A native of southern Asia, pussley —as some folks call it—is at present widely cultivated throughout Europe and the Orient for use as a salad green and potherb. In America, however, relatively few gardeners have discovered how tasty—and nourishing—this small, ground-hugging plant can be.

Although purslane rarely grows taller than two inches, it can—and will!—quickly spread its fleshy, reddish-purple stems and paddle-shaped leaves over a large portion of one's garden. Which is probably just as well, since all above-ground parts of this iron- and calcium-rich semi-succulent are edible. (Harvest only the tender, growing tips, though, if you want to keep your purslane productive all summer long.)

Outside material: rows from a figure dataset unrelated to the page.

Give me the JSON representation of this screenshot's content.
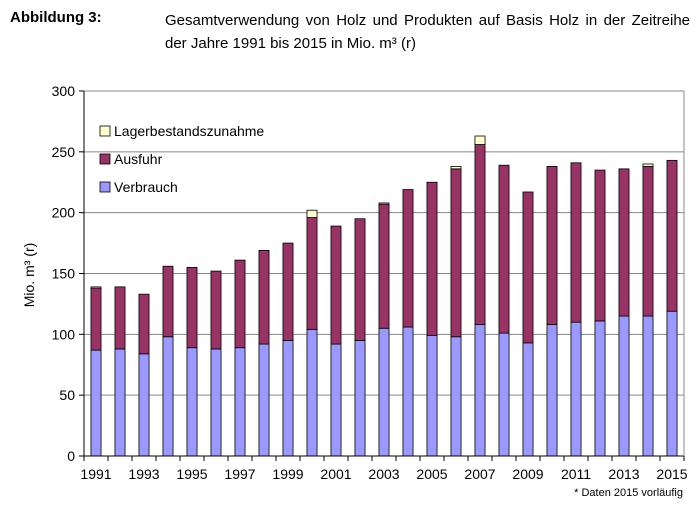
{
  "header": {
    "figure_label": "Abbildung 3:",
    "caption": "Gesamtverwendung von Holz und Produkten auf Basis Holz in der Zeitreihe der Jahre 1991 bis 2015 in Mio. m³ (r)"
  },
  "footnote": "* Daten 2015 vorläufig",
  "chart_data": {
    "type": "bar",
    "stacked": true,
    "categories": [
      "1991",
      "1992",
      "1993",
      "1994",
      "1995",
      "1996",
      "1997",
      "1998",
      "1999",
      "2000",
      "2001",
      "2002",
      "2003",
      "2004",
      "2005",
      "2006",
      "2007",
      "2008",
      "2009",
      "2010",
      "2011",
      "2012",
      "2013",
      "2014",
      "2015"
    ],
    "x_tick_labels": [
      "1991",
      "1993",
      "1995",
      "1997",
      "1999",
      "2001",
      "2003",
      "2005",
      "2007",
      "2009",
      "2011",
      "2013",
      "2015"
    ],
    "series": [
      {
        "name": "Verbrauch",
        "color": "#9999ff",
        "values": [
          87,
          88,
          84,
          98,
          89,
          88,
          89,
          92,
          95,
          104,
          92,
          95,
          105,
          106,
          99,
          98,
          108,
          101,
          93,
          108,
          110,
          111,
          115,
          115,
          119
        ]
      },
      {
        "name": "Ausfuhr",
        "color": "#993366",
        "values": [
          51,
          51,
          49,
          58,
          66,
          64,
          72,
          77,
          80,
          92,
          97,
          100,
          102,
          113,
          126,
          138,
          148,
          138,
          124,
          130,
          131,
          124,
          121,
          123,
          124
        ]
      },
      {
        "name": "Lagerbestandszunahme",
        "color": "#ffffcc",
        "values": [
          1,
          0,
          0,
          0,
          0,
          0,
          0,
          0,
          0,
          6,
          0,
          0,
          1,
          0,
          0,
          2,
          7,
          0,
          0,
          0,
          0,
          0,
          0,
          2,
          0
        ]
      }
    ],
    "legend_order": [
      "Lagerbestandszunahme",
      "Ausfuhr",
      "Verbrauch"
    ],
    "legend_position": "top-left",
    "ylabel": "Mio. m³ (r)",
    "xlabel": "",
    "ylim": [
      0,
      300
    ],
    "yticks": [
      0,
      50,
      100,
      150,
      200,
      250,
      300
    ],
    "grid": "horizontal"
  }
}
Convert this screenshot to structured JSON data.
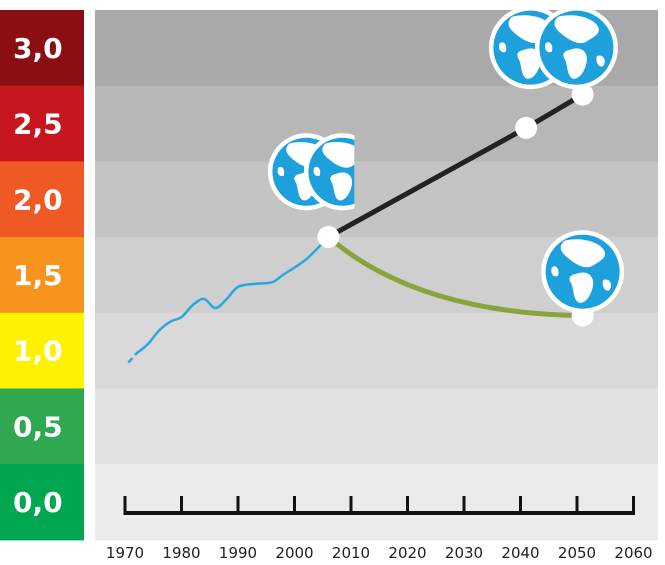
{
  "chart_data": {
    "type": "line",
    "x_ticks": [
      "1970",
      "1980",
      "1990",
      "2000",
      "2010",
      "2020",
      "2030",
      "2040",
      "2050",
      "2060"
    ],
    "xlim": [
      1970,
      2060
    ],
    "ylim": [
      0,
      3
    ],
    "y_scale": [
      {
        "label": "3,0",
        "color": "#8b0f12",
        "text_color": "#ffffff"
      },
      {
        "label": "2,5",
        "color": "#c7161f",
        "text_color": "#ffffff"
      },
      {
        "label": "2,0",
        "color": "#ef5a24",
        "text_color": "#ffffff"
      },
      {
        "label": "1,5",
        "color": "#f7941d",
        "text_color": "#ffffff"
      },
      {
        "label": "1,0",
        "color": "#fff200",
        "text_color": "#ffffff"
      },
      {
        "label": "0,5",
        "color": "#2fa84f",
        "text_color": "#ffffff"
      },
      {
        "label": "0,0",
        "color": "#00a651",
        "text_color": "#ffffff"
      }
    ],
    "series": [
      {
        "type": "historical",
        "color": "#29a8e0",
        "dashed_until": 1972,
        "points": [
          [
            1970.6,
            0.67
          ],
          [
            1972,
            0.73
          ],
          [
            1974,
            0.79
          ],
          [
            1976,
            0.88
          ],
          [
            1978,
            0.94
          ],
          [
            1980,
            0.97
          ],
          [
            1982,
            1.05
          ],
          [
            1984,
            1.09
          ],
          [
            1986,
            1.03
          ],
          [
            1988,
            1.09
          ],
          [
            1990,
            1.17
          ],
          [
            1993,
            1.19
          ],
          [
            1996,
            1.2
          ],
          [
            1998,
            1.25
          ],
          [
            2002,
            1.35
          ],
          [
            2006,
            1.5
          ]
        ]
      },
      {
        "type": "projection",
        "color": "#222222",
        "points": [
          [
            2006,
            1.5
          ],
          [
            2041,
            2.22
          ],
          [
            2051,
            2.44
          ]
        ]
      },
      {
        "type": "projection",
        "color": "#8aa33c",
        "points": [
          [
            2006,
            1.5
          ],
          [
            2051,
            0.98
          ]
        ]
      }
    ],
    "markers": [
      {
        "x": 2006,
        "y": 1.5
      },
      {
        "x": 2041,
        "y": 2.22
      },
      {
        "x": 2051,
        "y": 2.44
      },
      {
        "x": 2051,
        "y": 0.98
      }
    ],
    "globe_icons": [
      {
        "name": "globe-pair-2006",
        "count": 2,
        "near_x": 2006,
        "near_y": 1.93
      },
      {
        "name": "globe-pair-2050",
        "count": 2,
        "near_x": 2046,
        "near_y": 2.75
      },
      {
        "name": "globe-single-2050",
        "count": 1,
        "near_x": 2051,
        "near_y": 1.27
      }
    ],
    "bands": [
      "#a9a9a9",
      "#b7b7b7",
      "#c4c4c4",
      "#cfcfcf",
      "#d9d9d9",
      "#e2e2e2",
      "#ebebeb"
    ],
    "grid": false,
    "legend": "none"
  }
}
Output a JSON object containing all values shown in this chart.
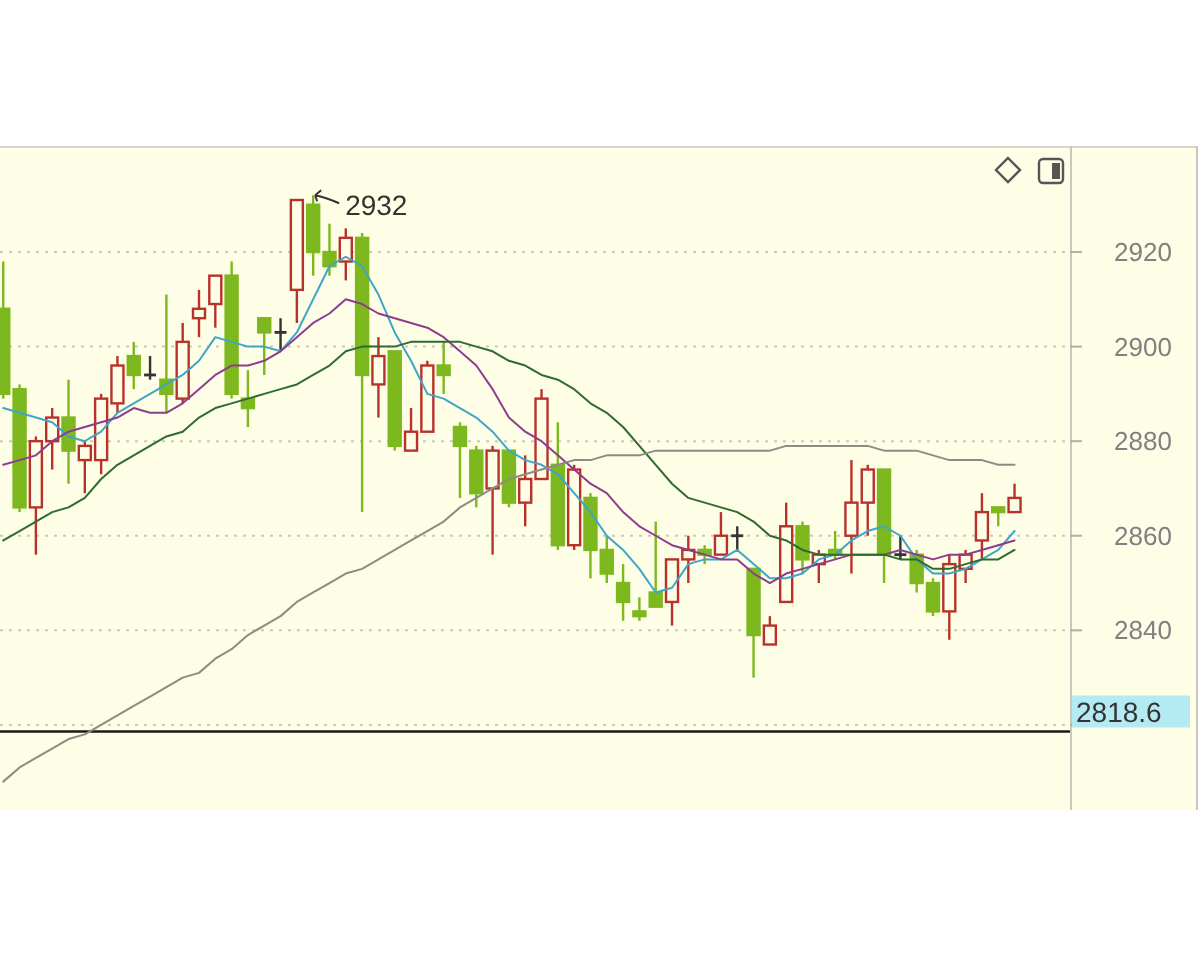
{
  "chart_data": {
    "type": "candlestick",
    "categories": [
      null,
      null,
      null,
      null,
      null,
      null,
      null,
      null,
      null,
      null,
      null,
      null,
      null,
      null,
      null,
      null,
      null,
      null,
      null,
      null,
      null,
      null,
      null,
      null,
      null,
      null,
      null,
      null,
      null,
      null,
      null,
      null,
      null,
      null,
      null,
      null,
      null,
      null,
      null,
      null,
      null,
      null,
      null,
      null,
      null,
      null,
      null,
      null,
      null,
      null,
      null,
      null,
      null,
      null,
      null,
      null,
      null,
      null,
      null,
      null,
      null,
      null,
      null
    ],
    "ohlc": [
      [
        2908,
        2918,
        2889,
        2890
      ],
      [
        2891,
        2892,
        2865,
        2866
      ],
      [
        2866,
        2881,
        2856,
        2880
      ],
      [
        2880,
        2887,
        2874,
        2885
      ],
      [
        2885,
        2893,
        2871,
        2878
      ],
      [
        2876,
        2880,
        2869,
        2879
      ],
      [
        2876,
        2890,
        2873,
        2889
      ],
      [
        2888,
        2898,
        2886,
        2896
      ],
      [
        2898,
        2901,
        2891,
        2894
      ],
      [
        2894,
        2898,
        2893,
        2894
      ],
      [
        2893,
        2911,
        2886,
        2890
      ],
      [
        2889,
        2905,
        2888,
        2901
      ],
      [
        2906,
        2912,
        2902,
        2908
      ],
      [
        2909,
        2915,
        2904,
        2915
      ],
      [
        2915,
        2918,
        2889,
        2890
      ],
      [
        2889,
        2895,
        2883,
        2887
      ],
      [
        2906,
        2906,
        2894,
        2903
      ],
      [
        2903,
        2906,
        2899,
        2903
      ],
      [
        2912,
        2931,
        2905,
        2931
      ],
      [
        2930,
        2932,
        2915,
        2920
      ],
      [
        2920,
        2926,
        2915,
        2917
      ],
      [
        2918,
        2925,
        2914,
        2923
      ],
      [
        2923,
        2924,
        2865,
        2894
      ],
      [
        2892,
        2902,
        2885,
        2898
      ],
      [
        2899,
        2899,
        2878,
        2879
      ],
      [
        2878,
        2887,
        2878,
        2882
      ],
      [
        2882,
        2897,
        2882,
        2896
      ],
      [
        2896,
        2901,
        2890,
        2894
      ],
      [
        2883,
        2884,
        2868,
        2879
      ],
      [
        2878,
        2879,
        2866,
        2869
      ],
      [
        2870,
        2879,
        2856,
        2878
      ],
      [
        2878,
        2878,
        2866,
        2867
      ],
      [
        2867,
        2877,
        2862,
        2872
      ],
      [
        2872,
        2891,
        2872,
        2889
      ],
      [
        2875,
        2884,
        2857,
        2858
      ],
      [
        2858,
        2875,
        2857,
        2874
      ],
      [
        2868,
        2869,
        2851,
        2857
      ],
      [
        2857,
        2860,
        2850,
        2852
      ],
      [
        2850,
        2854,
        2842,
        2846
      ],
      [
        2844,
        2847,
        2842,
        2843
      ],
      [
        2848,
        2863,
        2845,
        2845
      ],
      [
        2846,
        2855,
        2841,
        2855
      ],
      [
        2855,
        2860,
        2850,
        2857
      ],
      [
        2857,
        2858,
        2854,
        2856
      ],
      [
        2856,
        2865,
        2856,
        2860
      ],
      [
        2860,
        2862,
        2857,
        2860
      ],
      [
        2853,
        2853,
        2830,
        2839
      ],
      [
        2837,
        2843,
        2837,
        2841
      ],
      [
        2846,
        2867,
        2846,
        2862
      ],
      [
        2862,
        2863,
        2852,
        2855
      ],
      [
        2854,
        2857,
        2850,
        2856
      ],
      [
        2857,
        2861,
        2855,
        2856
      ],
      [
        2860,
        2876,
        2852,
        2867
      ],
      [
        2867,
        2875,
        2860,
        2874
      ],
      [
        2874,
        2874,
        2850,
        2856
      ],
      [
        2856,
        2860,
        2855,
        2856
      ],
      [
        2856,
        2857,
        2848,
        2850
      ],
      [
        2850,
        2851,
        2843,
        2844
      ],
      [
        2844,
        2856,
        2838,
        2854
      ],
      [
        2853,
        2857,
        2850,
        2856
      ],
      [
        2859,
        2869,
        2855,
        2865
      ],
      [
        2866,
        2866,
        2862,
        2865
      ],
      [
        2865,
        2871,
        2865,
        2868
      ]
    ],
    "colors": [
      "#7cb81e",
      "#7cb81e",
      "#b8322c",
      "#b8322c",
      "#7cb81e",
      "#b8322c",
      "#b8322c",
      "#b8322c",
      "#7cb81e",
      "#333333",
      "#7cb81e",
      "#b8322c",
      "#b8322c",
      "#b8322c",
      "#7cb81e",
      "#7cb81e",
      "#7cb81e",
      "#333333",
      "#b8322c",
      "#7cb81e",
      "#7cb81e",
      "#b8322c",
      "#7cb81e",
      "#b8322c",
      "#7cb81e",
      "#b8322c",
      "#b8322c",
      "#7cb81e",
      "#7cb81e",
      "#7cb81e",
      "#b8322c",
      "#7cb81e",
      "#b8322c",
      "#b8322c",
      "#7cb81e",
      "#b8322c",
      "#7cb81e",
      "#7cb81e",
      "#7cb81e",
      "#7cb81e",
      "#7cb81e",
      "#b8322c",
      "#b8322c",
      "#7cb81e",
      "#b8322c",
      "#333333",
      "#7cb81e",
      "#b8322c",
      "#b8322c",
      "#7cb81e",
      "#b8322c",
      "#7cb81e",
      "#b8322c",
      "#b8322c",
      "#7cb81e",
      "#333333",
      "#7cb81e",
      "#7cb81e",
      "#b8322c",
      "#b8322c",
      "#b8322c",
      "#7cb81e",
      "#b8322c"
    ],
    "series": [
      {
        "type": "line",
        "color": "#3ea6c6",
        "values": [
          2887,
          2886,
          2885,
          2884,
          2881,
          2880,
          2882,
          2886,
          2888,
          2890,
          2892,
          2894,
          2897,
          2902,
          2901,
          2900,
          2900,
          2899,
          2903,
          2910,
          2917,
          2919,
          2917,
          2911,
          2903,
          2897,
          2890,
          2889,
          2887,
          2885,
          2882,
          2878,
          2876,
          2875,
          2873,
          2869,
          2865,
          2860,
          2857,
          2853,
          2848,
          2849,
          2854,
          2855,
          2855,
          2857,
          2854,
          2851,
          2851,
          2852,
          2855,
          2856,
          2859,
          2861,
          2862,
          2860,
          2855,
          2852,
          2852,
          2853,
          2855,
          2857,
          2861
        ]
      },
      {
        "type": "line",
        "color": "#8e3d8e",
        "values": [
          2875,
          2876,
          2877,
          2880,
          2882,
          2883,
          2884,
          2885,
          2887,
          2886,
          2886,
          2888,
          2891,
          2894,
          2896,
          2896,
          2897,
          2899,
          2902,
          2905,
          2907,
          2910,
          2909,
          2907,
          2906,
          2905,
          2904,
          2902,
          2899,
          2896,
          2891,
          2885,
          2882,
          2880,
          2877,
          2874,
          2871,
          2869,
          2865,
          2862,
          2860,
          2858,
          2857,
          2856,
          2855,
          2855,
          2852,
          2850,
          2852,
          2853,
          2854,
          2855,
          2856,
          2856,
          2856,
          2857,
          2856,
          2855,
          2856,
          2856,
          2857,
          2858,
          2859
        ]
      },
      {
        "type": "line",
        "color": "#2f6b30",
        "values": [
          2859,
          2861,
          2863,
          2865,
          2866,
          2868,
          2872,
          2875,
          2877,
          2879,
          2881,
          2882,
          2885,
          2887,
          2888,
          2889,
          2890,
          2891,
          2892,
          2894,
          2896,
          2899,
          2900,
          2900,
          2900,
          2901,
          2901,
          2901,
          2901,
          2900,
          2899,
          2897,
          2896,
          2894,
          2893,
          2891,
          2888,
          2886,
          2883,
          2879,
          2875,
          2871,
          2868,
          2867,
          2866,
          2865,
          2863,
          2860,
          2859,
          2857,
          2856,
          2856,
          2856,
          2856,
          2856,
          2855,
          2855,
          2853,
          2853,
          2854,
          2855,
          2855,
          2857
        ]
      },
      {
        "type": "line",
        "color": "#8c8c84",
        "values": [
          2808,
          2811,
          2813,
          2815,
          2817,
          2818,
          2820,
          2822,
          2824,
          2826,
          2828,
          2830,
          2831,
          2834,
          2836,
          2839,
          2841,
          2843,
          2846,
          2848,
          2850,
          2852,
          2853,
          2855,
          2857,
          2859,
          2861,
          2863,
          2866,
          2868,
          2870,
          2872,
          2873,
          2874,
          2875,
          2876,
          2876,
          2877,
          2877,
          2877,
          2878,
          2878,
          2878,
          2878,
          2878,
          2878,
          2878,
          2878,
          2879,
          2879,
          2879,
          2879,
          2879,
          2879,
          2878,
          2878,
          2878,
          2877,
          2876,
          2876,
          2876,
          2875,
          2875
        ]
      }
    ],
    "ylim": [
      2802,
      2942
    ],
    "yticks": [
      {
        "value": 2820,
        "label": null
      },
      2840,
      2860,
      2880,
      2900,
      2920
    ],
    "grid": "y",
    "tick_labels": "y",
    "ref_lines": [
      {
        "axis": "y",
        "value": 2818.6,
        "label": "2818.6",
        "color": "#1a1a1a"
      }
    ],
    "annotations": [
      "2932"
    ]
  }
}
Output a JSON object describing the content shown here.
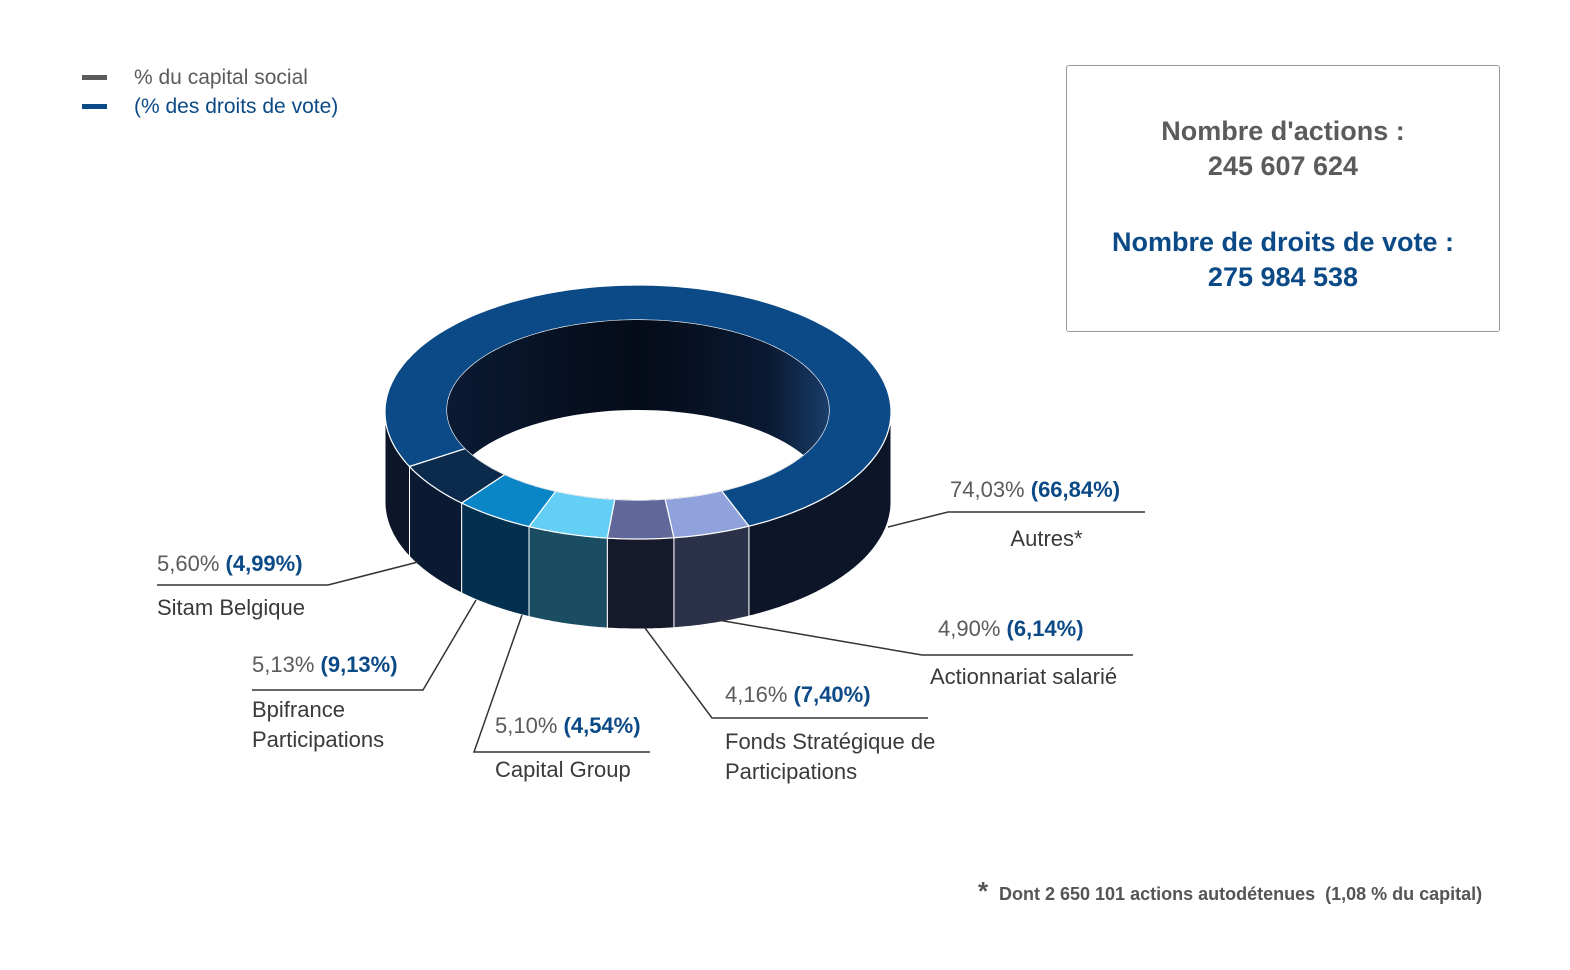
{
  "chart_data": {
    "type": "donut",
    "categories": [
      "Autres*",
      "Actionnariat salarié",
      "Fonds Stratégique de Participations",
      "Capital Group",
      "Bpifrance Participations",
      "Sitam Belgique"
    ],
    "colors": [
      "#0b4a86",
      "#8fa2dc",
      "#5f6898",
      "#63cff5",
      "#0a85c6",
      "#0c2a4c"
    ],
    "side_colors": [
      "#0c1628",
      "#2b3148",
      "#151a2b",
      "#1a4c62",
      "#04304f",
      "#0a1a33"
    ],
    "series": [
      {
        "name": "% du capital social",
        "color": "#5b5b5b",
        "values": [
          74.03,
          4.9,
          4.16,
          5.1,
          5.13,
          5.6
        ],
        "value_labels": [
          "74,03%",
          "4,90%",
          "4,16%",
          "5,10%",
          "5,13%",
          "5,60%"
        ]
      },
      {
        "name": "(% des droits de vote)",
        "color": "#0b4a86",
        "values": [
          66.84,
          6.14,
          7.4,
          4.54,
          9.13,
          4.99
        ],
        "value_labels": [
          "(66,84%)",
          "(6,14%)",
          "(7,40%)",
          "(4,54%)",
          "(9,13%)",
          "(4,99%)"
        ]
      }
    ]
  },
  "info_box": {
    "shares_label": "Nombre d'actions :",
    "shares_value": "245 607 624",
    "votes_label": "Nombre de droits de vote :",
    "votes_value": "275 984 538"
  },
  "footnote": {
    "marker": "*",
    "text": "Dont 2 650 101 actions autodétenues  (1,08 % du capital)"
  }
}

The leaves or tips add a welcome and slightly acidic flavor to salads. In addition, the foliage is delectable either boiled or fried in butter with salt or pepper.

The texture of purslane is somewhat gooey or mucilaginous. If you find this disagreeable, try [1] dipping the plant In a beaten egg, [2] rolling it in a mixture of bread crumbs and flour, and then [3] frying the vegetable until it's brown. The glutinous quality of the leaves is rendered unnoticeable by the procedure. (I should add that this same "gooey" quality makes pussley a good substitute for okra in soups, sauces, and most any recipe calling for a thickener.)

You may wish to take advantage of purslane's rich yield of seeds—up to 50,000 per individual plant—for use in breads, biscuits, pancakes, etc. To collect the seeds, simply pick some plants before their pods have fully ripened, lay them out to dry for two weeks on a sheet of plastic film, thrash the dried pussley, and—finally—winnow out the myriad tiny, black seeds.

CURLED DOCK (Rumex crispus)

The docks are some of the hardiest, most widespread, most persistent weeds found anywhere. (Pull one out of the ground—if you can!— and you'll soon find that it's been replaced by two more.) And docks are found practically anywhere: alongside streams and roads and driveways, in pastures and vacant lots and gardens . . . in short, wherever you'd expect a weed to grow!